The spider's victory was an affront to Fitch’s sense of justice. He had an affinity for dirt daubers since his childhood. He always considered them brave, industrious and friendly insects, occasionally lighting on you or flying right up to your face and hovering as if to be looking knowingly into your eyes. Daubers are never aggressive. Fitch had never heard of anyone being stung by one. And like the cicada’s they sing, but only while constructing their mud nests. It is a loud whirring buzz amplified by the hollow tube of the nest. He always thought it akin to them intently whistling while they worked.
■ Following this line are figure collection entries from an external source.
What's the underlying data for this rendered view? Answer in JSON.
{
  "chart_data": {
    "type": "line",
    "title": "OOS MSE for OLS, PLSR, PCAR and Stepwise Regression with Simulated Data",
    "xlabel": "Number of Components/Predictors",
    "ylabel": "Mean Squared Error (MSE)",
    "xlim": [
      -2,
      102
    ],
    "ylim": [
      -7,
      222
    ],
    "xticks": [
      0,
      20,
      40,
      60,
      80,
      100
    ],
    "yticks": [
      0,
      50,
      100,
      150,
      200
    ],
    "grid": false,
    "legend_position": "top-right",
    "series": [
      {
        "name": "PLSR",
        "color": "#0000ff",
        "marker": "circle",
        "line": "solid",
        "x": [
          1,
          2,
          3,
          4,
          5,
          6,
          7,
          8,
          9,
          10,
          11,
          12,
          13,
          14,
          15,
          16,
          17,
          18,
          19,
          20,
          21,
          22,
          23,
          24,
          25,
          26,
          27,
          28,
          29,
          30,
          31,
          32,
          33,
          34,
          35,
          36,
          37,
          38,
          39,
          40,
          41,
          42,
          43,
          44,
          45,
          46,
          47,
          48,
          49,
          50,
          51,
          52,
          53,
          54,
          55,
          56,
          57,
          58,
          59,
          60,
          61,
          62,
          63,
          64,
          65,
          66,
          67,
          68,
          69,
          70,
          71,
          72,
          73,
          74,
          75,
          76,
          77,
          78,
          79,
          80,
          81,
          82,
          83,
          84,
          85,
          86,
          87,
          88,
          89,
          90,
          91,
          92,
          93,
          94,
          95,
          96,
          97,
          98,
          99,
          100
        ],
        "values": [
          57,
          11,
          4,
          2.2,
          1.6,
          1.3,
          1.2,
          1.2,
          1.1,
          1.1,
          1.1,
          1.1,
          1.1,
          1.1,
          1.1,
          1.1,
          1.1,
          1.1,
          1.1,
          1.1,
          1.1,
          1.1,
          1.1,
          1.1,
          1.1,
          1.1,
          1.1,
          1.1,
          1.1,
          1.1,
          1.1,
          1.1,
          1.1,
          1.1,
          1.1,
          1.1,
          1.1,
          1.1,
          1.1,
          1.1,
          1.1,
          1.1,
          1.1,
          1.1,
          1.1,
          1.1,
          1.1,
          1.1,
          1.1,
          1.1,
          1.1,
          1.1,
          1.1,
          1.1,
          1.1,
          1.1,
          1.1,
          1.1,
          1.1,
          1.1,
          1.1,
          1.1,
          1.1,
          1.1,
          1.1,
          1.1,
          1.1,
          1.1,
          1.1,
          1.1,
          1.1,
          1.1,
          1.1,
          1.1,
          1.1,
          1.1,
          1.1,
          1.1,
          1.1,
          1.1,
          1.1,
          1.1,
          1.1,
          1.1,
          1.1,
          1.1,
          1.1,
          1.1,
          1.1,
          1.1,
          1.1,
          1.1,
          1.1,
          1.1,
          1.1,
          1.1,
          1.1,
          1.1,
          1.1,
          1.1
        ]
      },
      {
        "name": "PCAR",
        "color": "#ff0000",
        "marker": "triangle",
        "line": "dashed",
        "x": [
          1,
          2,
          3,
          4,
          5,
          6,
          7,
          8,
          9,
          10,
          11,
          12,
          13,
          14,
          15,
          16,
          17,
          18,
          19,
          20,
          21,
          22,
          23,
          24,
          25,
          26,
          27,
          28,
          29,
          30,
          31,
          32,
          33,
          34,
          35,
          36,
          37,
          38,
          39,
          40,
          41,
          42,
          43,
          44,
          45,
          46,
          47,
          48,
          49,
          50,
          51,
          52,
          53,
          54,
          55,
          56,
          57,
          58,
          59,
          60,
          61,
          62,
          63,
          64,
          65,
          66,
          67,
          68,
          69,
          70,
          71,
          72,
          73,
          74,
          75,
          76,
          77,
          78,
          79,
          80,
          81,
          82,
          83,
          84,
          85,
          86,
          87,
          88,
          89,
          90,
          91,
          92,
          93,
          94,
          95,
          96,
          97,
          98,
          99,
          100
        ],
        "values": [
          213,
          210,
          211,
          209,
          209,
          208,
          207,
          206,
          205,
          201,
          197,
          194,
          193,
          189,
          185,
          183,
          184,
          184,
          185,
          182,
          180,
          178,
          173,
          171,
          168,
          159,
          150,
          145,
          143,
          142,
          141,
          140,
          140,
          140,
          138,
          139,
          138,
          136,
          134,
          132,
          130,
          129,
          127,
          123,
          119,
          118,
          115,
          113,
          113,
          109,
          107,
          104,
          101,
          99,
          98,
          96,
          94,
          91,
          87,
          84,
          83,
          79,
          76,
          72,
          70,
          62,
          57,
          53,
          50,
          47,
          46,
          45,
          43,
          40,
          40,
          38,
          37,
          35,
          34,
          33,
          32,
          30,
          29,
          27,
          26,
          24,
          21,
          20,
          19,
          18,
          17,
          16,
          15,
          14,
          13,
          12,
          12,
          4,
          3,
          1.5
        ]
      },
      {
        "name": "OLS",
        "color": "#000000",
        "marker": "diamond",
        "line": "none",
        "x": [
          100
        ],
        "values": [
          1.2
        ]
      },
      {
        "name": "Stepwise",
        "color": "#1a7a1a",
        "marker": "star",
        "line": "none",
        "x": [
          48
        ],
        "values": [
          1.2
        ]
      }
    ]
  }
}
Fitch searched the floor now, picking up an ever present machete. He extended it to the corner and picked the spider from her web. She clung to the blade aggressively as he let it fall to the concrete below, tapping the back tip of the blade until she was deposited and scrambling across the dusty floor. He laid the flat side of the blade on her and crushed her, dragging the cold metal intently until she was just a gelatinous smear on the rough gray surface beneath. He then reached up with the blade and pulled the dauber from the web. It was most definitely dead, there was no indication of remaining life. Fitch gently wiped the wasp on the tread of the mower tire, so it could fall to the floor. Then he stepped on it to quell any suffering that might remain.